Samsung Boasts 4.3-inch WQVGA AMOLED in 3D (it also does coffee)
June 14th, 2006
Steve Sechrist
Senior Analyst and Editor
of Projection Monthly
SGS deposits a "cap layer" of nitrogen-rich material over amorphous silicon that provides a layer of seeds around which small crystal grains form and grow. The growing grains impinge on each other when they grow to approximately 20µm, and grain boundaries form. The result is a semiconductor material for the TFTs that has better performance than amorphous silicon, but whose fabrication is not excessively expensive.
While traditional 3D systems divide the resolution into left and right eye displays cutting the total number of pixels in half, the Samsung prototype avoids this by allowing the "same level of resolution even when users convert 2D images into 3D." To do this, Samsung applied what it calls a "Time Division Parallax Barrier Method" that uses an optically controlled birefringence (OCB) method in a liquid crystal barrier that shifts between left and right images using a high frame rate.

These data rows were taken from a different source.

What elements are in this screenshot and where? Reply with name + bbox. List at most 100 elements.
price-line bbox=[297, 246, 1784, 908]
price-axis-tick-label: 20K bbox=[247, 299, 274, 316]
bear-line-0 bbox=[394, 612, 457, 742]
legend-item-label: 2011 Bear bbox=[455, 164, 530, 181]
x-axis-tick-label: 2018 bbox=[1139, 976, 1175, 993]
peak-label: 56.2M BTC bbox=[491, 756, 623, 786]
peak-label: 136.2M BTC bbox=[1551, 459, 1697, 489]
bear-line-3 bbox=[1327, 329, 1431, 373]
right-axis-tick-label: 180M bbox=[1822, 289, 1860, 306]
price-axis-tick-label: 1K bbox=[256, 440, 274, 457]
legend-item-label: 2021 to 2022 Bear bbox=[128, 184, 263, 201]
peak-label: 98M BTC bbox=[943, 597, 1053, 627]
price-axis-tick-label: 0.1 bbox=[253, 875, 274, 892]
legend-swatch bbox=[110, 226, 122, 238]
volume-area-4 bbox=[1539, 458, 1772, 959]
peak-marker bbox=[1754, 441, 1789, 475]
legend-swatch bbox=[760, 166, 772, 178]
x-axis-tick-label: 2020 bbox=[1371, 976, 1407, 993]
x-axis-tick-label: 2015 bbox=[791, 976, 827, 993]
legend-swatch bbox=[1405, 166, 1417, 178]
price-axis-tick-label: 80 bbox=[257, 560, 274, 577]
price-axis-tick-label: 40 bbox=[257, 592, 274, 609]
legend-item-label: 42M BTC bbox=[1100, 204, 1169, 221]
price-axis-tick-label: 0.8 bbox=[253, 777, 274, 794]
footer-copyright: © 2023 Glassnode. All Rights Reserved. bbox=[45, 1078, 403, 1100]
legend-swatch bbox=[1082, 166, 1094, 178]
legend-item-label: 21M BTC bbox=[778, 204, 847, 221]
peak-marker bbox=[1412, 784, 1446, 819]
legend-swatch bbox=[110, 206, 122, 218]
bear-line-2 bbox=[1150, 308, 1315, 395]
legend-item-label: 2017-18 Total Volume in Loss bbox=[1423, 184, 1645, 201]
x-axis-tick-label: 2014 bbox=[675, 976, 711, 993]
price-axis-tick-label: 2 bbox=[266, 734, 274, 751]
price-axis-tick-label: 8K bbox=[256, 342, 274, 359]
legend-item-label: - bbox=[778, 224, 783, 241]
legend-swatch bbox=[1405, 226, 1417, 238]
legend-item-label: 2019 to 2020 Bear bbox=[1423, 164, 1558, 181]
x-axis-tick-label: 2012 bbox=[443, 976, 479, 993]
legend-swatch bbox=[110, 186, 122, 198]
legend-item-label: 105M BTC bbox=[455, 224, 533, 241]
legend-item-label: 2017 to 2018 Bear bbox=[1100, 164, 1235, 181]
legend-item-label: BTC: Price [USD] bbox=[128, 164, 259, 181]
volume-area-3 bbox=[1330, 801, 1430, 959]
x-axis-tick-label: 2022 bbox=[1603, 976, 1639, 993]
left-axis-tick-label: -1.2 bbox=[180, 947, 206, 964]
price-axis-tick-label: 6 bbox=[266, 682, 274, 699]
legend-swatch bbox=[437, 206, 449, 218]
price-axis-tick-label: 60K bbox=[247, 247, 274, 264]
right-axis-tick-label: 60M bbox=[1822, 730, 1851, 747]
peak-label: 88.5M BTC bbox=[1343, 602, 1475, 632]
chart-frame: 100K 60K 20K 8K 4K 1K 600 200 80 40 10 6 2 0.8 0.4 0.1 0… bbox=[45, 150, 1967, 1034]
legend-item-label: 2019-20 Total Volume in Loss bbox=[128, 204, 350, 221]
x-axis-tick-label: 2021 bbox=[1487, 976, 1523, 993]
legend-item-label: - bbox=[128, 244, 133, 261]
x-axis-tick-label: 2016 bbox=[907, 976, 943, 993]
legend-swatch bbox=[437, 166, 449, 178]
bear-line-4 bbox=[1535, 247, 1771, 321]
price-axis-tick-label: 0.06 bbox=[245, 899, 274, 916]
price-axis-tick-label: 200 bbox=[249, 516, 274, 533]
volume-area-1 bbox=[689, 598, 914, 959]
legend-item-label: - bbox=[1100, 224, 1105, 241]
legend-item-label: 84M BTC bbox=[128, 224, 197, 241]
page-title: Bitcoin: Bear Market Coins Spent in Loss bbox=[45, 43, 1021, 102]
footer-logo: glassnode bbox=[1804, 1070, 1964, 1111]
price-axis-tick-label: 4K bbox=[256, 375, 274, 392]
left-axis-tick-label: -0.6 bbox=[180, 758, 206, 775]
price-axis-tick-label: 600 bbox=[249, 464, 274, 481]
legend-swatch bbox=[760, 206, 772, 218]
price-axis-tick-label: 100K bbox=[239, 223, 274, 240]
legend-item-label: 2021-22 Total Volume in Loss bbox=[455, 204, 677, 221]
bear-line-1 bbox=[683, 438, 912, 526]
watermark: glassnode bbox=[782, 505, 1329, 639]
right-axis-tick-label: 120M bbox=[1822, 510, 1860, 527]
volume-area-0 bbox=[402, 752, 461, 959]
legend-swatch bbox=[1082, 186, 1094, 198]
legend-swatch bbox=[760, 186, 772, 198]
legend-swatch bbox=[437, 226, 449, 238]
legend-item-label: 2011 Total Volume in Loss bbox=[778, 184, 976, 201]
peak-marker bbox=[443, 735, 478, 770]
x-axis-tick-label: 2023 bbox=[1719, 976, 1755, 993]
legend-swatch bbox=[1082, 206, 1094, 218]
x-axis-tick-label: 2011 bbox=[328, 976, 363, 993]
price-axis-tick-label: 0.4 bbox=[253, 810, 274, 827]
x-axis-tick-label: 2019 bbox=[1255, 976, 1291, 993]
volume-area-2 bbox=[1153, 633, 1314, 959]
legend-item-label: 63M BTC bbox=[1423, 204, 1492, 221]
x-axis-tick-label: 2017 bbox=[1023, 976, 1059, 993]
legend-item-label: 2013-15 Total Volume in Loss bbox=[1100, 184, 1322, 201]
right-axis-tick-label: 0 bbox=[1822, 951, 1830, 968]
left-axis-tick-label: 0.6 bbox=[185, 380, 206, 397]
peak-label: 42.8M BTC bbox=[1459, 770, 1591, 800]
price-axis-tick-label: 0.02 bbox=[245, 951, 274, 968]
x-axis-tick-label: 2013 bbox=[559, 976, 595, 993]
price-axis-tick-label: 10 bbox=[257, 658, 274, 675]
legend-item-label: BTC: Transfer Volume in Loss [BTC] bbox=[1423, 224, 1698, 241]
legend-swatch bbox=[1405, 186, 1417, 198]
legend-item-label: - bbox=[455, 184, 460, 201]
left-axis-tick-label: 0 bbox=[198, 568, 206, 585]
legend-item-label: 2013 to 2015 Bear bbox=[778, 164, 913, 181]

Using this approach, Samsung has developed a very compelling 4.3-inch 2D and 3D AMOLED display with much higher 3D resolution (WQVGA and 128 dots per inch) than previously seen. The panel boasts 16.7M colors, a 300 cd/m2 brightness, and over 1000:1 contrast with a viewing angle of 170 degrees.
As if giving us a glance into the future, Samsung also showed some next-generation products with OLED panels as the main display. These include a multi-media player with an 11-inch WVGA display (800 x 480 pixel resolution) that the company said used a small molecule, bottom-emission OLEDs. In this panel the company incorporated the Nuelight technology that uses an optical feedback circuit to measure sub-pixel luminance and compensate for TFT and OLED variations.
Suffice it to say SID demonstrated that AMOLEDs are marching down the path to product deployment as manufacturers continue to innovate with this unique, emissive technology whose fundamental characteristics continue to entice major display and support component companies to invest in what could be the next decade’s chief LCD rival.